Excavations were part of a road improvement scheme, where researchers unearthed almost 700kg of animal bones consisting of domestic animals, in addition to a high number of frog and toad bones that represents at least 350 individual amphibians.
The bones were found in a 14-metre-long ditch defining the western side of a roundhouse, in use during the Middle and Late Iron Age (400 BC-AD 43).
Whilst finding frog bones during archaeological excavations isn’t unusual, the sheer quantity of remains, all concentrated in one single place is an enigma, especially when its highly unlikely that the Iron Age inhabitants would have consumed them to support their diet, evidenced by the lack of cuts or burn marks left by cooking.
However, the possibility that these frogs were being consumed cannot be completely discounted.
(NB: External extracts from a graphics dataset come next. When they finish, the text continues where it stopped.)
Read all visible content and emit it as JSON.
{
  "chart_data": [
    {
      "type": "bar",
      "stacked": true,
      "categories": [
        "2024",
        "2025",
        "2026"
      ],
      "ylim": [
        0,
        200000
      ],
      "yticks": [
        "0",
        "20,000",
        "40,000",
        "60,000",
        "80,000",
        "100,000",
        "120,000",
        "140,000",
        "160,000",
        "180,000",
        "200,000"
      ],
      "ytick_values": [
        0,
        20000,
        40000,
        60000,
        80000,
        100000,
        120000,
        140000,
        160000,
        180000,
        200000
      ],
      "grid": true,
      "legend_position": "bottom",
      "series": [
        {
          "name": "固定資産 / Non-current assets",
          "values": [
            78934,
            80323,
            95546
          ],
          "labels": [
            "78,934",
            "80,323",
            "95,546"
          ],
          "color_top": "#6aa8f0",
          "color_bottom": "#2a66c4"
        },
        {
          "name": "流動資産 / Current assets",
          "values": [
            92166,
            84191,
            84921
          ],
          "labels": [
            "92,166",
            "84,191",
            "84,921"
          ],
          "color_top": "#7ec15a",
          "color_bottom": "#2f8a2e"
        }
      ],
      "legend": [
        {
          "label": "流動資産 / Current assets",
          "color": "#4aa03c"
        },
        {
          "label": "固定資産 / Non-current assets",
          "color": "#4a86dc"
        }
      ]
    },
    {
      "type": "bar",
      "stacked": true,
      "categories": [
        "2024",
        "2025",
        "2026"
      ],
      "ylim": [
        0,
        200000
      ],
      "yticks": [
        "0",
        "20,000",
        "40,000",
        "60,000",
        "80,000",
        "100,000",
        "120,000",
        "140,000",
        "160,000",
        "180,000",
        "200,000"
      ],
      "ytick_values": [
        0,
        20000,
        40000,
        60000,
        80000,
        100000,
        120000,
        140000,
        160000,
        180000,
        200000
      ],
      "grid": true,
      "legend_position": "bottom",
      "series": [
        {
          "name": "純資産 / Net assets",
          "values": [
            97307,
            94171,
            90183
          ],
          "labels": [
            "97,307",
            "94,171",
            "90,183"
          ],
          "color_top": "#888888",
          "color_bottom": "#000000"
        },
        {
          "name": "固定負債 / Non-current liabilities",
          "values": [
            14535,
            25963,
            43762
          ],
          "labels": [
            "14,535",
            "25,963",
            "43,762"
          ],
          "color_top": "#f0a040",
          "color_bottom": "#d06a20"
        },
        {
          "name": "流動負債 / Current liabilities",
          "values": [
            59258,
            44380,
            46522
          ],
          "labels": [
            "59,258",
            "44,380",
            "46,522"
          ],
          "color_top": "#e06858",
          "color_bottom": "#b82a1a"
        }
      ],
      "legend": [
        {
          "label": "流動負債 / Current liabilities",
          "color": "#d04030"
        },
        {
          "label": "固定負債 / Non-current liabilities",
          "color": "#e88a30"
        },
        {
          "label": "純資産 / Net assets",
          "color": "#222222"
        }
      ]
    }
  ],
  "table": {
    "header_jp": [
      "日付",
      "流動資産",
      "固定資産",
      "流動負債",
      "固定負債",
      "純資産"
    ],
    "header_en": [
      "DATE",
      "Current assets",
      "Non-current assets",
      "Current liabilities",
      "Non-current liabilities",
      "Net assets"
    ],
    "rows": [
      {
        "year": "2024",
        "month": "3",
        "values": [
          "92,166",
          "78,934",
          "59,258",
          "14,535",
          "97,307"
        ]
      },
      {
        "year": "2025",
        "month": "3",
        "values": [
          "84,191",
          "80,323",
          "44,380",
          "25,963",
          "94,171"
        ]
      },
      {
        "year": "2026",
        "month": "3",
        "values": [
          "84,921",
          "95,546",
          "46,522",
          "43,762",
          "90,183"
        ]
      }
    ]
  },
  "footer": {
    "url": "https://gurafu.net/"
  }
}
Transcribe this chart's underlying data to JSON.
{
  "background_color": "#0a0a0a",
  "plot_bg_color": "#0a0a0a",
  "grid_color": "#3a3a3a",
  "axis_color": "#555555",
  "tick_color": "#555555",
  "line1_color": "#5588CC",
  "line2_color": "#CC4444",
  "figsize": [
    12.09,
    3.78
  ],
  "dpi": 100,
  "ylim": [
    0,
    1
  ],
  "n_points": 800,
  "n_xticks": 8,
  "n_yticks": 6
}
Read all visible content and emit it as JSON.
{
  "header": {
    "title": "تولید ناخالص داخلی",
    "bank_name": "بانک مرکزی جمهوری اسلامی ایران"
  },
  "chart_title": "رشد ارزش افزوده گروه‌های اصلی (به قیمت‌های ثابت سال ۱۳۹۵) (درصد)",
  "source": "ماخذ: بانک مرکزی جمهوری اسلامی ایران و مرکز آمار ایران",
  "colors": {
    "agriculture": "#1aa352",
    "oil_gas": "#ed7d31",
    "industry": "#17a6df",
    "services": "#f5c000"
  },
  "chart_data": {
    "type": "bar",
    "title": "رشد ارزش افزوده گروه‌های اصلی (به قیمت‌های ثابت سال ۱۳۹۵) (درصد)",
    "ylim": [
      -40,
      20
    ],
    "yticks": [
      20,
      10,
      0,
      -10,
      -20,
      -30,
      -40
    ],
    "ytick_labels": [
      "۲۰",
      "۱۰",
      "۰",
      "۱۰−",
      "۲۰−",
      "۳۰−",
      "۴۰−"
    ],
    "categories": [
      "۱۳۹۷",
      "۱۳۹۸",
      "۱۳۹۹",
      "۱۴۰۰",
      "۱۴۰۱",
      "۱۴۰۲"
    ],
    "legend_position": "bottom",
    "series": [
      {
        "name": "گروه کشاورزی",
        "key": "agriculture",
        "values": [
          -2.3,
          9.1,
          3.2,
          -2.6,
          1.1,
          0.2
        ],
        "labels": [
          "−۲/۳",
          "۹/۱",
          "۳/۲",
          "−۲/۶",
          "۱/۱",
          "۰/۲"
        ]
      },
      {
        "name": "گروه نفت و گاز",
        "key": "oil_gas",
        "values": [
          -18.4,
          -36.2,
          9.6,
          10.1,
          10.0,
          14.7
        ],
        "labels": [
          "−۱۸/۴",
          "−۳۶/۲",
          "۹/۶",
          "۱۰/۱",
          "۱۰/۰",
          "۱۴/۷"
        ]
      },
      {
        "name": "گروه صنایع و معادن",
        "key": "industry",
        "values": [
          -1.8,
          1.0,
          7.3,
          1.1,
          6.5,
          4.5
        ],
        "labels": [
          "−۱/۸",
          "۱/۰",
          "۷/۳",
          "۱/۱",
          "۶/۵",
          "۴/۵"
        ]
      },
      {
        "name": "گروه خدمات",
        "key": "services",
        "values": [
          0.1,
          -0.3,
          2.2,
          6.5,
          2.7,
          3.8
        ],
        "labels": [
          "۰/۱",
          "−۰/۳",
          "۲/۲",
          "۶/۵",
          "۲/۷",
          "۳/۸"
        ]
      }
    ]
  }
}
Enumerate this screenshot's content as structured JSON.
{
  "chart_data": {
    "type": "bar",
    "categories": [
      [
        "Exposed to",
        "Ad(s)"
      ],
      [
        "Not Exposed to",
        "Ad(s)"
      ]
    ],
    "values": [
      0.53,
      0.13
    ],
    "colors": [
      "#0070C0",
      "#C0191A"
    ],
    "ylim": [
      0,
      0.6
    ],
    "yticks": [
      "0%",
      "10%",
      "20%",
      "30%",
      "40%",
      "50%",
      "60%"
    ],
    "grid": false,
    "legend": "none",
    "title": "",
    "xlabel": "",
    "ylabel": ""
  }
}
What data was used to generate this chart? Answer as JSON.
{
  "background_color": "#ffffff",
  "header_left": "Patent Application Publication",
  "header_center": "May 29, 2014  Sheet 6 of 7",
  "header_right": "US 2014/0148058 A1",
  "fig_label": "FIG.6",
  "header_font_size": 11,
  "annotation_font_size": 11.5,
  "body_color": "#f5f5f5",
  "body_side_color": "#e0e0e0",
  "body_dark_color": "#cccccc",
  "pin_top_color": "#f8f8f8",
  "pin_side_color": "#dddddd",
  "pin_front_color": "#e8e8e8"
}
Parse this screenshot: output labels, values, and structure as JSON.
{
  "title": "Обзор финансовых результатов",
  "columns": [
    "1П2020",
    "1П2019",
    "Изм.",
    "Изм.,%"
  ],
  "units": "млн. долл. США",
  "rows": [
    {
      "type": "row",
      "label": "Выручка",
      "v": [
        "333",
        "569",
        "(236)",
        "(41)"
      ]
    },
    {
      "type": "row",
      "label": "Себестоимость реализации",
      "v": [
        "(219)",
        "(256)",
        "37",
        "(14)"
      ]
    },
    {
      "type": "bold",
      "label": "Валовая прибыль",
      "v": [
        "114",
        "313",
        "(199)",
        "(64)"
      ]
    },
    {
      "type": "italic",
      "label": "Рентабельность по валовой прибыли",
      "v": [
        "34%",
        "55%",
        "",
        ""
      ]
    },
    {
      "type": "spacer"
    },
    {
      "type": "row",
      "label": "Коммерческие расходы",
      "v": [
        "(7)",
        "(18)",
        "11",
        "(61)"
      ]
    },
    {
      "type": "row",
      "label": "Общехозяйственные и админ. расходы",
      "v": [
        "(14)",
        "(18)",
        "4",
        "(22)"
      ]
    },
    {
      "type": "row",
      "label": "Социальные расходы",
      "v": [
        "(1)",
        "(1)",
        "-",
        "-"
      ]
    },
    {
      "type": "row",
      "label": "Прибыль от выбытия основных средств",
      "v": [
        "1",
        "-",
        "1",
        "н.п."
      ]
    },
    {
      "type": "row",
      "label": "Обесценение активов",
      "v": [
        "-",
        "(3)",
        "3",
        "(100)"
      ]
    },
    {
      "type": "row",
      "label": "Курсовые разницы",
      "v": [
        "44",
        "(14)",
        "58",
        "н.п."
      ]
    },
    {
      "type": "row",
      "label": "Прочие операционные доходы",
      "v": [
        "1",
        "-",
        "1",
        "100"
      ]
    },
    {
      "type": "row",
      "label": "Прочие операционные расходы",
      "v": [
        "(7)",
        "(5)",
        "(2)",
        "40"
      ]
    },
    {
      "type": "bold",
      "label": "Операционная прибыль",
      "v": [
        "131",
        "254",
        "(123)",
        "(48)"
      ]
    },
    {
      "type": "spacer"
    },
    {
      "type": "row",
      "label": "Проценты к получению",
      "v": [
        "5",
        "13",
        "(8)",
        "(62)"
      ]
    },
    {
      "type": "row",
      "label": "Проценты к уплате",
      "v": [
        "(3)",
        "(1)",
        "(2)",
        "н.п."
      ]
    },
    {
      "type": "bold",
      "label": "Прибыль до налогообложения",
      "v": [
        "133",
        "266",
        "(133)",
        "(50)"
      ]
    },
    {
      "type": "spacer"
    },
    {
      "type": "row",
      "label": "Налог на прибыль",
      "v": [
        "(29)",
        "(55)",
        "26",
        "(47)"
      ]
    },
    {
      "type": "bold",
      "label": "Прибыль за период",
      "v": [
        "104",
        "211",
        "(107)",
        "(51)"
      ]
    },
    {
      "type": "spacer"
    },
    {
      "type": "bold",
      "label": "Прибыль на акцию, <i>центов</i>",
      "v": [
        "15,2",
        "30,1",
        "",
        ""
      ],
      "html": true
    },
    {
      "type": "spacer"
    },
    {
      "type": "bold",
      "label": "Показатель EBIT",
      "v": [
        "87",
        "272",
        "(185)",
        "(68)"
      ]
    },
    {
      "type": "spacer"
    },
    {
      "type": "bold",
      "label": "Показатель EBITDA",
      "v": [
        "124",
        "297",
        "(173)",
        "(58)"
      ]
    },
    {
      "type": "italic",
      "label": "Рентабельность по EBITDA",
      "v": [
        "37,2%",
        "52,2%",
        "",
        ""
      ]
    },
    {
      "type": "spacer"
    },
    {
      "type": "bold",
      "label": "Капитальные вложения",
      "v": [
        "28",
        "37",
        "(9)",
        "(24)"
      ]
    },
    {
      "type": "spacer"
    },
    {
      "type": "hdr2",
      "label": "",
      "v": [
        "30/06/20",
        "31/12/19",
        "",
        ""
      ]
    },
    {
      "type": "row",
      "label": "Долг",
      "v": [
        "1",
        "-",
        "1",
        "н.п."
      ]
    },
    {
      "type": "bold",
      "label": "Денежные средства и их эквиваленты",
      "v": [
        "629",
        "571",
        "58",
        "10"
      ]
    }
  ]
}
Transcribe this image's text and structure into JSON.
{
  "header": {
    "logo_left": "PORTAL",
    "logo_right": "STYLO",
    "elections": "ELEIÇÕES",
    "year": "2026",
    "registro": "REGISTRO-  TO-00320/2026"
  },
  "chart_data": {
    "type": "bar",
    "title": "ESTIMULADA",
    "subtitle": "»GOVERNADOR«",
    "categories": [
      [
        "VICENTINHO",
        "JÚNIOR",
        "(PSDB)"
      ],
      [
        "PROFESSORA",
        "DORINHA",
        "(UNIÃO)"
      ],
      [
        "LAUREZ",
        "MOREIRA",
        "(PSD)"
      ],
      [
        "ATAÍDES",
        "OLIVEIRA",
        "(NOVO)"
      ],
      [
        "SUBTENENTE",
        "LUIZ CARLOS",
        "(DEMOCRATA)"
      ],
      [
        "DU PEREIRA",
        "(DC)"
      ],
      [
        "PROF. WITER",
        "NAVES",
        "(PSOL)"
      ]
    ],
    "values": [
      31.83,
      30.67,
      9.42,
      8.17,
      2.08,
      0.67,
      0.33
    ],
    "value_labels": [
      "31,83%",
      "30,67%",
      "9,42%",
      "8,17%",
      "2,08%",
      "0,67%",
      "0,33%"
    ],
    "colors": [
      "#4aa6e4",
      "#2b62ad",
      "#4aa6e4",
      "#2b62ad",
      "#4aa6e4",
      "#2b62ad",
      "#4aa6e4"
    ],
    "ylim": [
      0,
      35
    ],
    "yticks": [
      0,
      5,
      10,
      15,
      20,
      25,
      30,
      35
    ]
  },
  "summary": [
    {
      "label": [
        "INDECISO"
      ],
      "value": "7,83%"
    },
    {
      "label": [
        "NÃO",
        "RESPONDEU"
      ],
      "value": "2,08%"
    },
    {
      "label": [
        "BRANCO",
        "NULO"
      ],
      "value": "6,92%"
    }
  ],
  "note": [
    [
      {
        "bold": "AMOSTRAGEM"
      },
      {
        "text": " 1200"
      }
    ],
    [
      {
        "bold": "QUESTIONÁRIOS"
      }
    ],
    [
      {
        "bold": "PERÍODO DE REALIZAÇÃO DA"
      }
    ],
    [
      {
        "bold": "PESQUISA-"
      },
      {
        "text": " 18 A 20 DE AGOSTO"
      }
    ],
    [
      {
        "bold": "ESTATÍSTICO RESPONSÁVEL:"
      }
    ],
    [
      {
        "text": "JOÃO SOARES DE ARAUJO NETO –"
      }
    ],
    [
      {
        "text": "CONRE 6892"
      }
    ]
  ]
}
For example, if the frogs were boiled this may not have left traces on the bones. There are also no visible signs that this concentration of frog remains was caused by birds or small mammals eating them. If that was the case, the bones would show teeth marks or signs of digestion.
If the Bar Hill frogs weren’t prey, could they have been predators attracted to this specific spot by the promise of food? Archaeologists found charred grain not far away from the roundhouse where the frog bones were discovered. It appears the people living at the settlement were processing crops here, an activity bound to attract pests. These may have included beetles and aphids which frogs are known to eat. Their presence might explain, at least in part, why so many frogs were found – and later died – in the vicinity.
There are, however, other potential explanations – including the possibility of a prehistoric frog tragedy. Frogs are known to move in large numbers in spring in search of breeding waters. Those found at Bar Hill could have fallen into the ditch of the roundhouse during this migration and were then unable to climb out.
The unusual death toll might have also been caused by winter hardship. Hibernating frogs sometimes hide in the mud at the bottom of ponds and ditches. While they normally emerge again in spring, extreme cold can occasionally kill them. This fate may have befallen some of the frogs at Bar Hill during a particularly cold winter. Alternatively, the unusual mortality might have been caused by a disease. In the 1980s, UK frogs were heavily affected by a Ranavirus. A similar disease might have had devastating effects on the amphibian population at Bar Hill.
Dr Vicki Ewens, Senior Archaeozoologist at MOLA, theorises: “This is a puzzling and unexpected find, which we are still trying to fully understand. This accumulation of frog remains may have been caused by a number of different factors, possibly interacting over a long period of time. We just aren’t sure yet what these were!”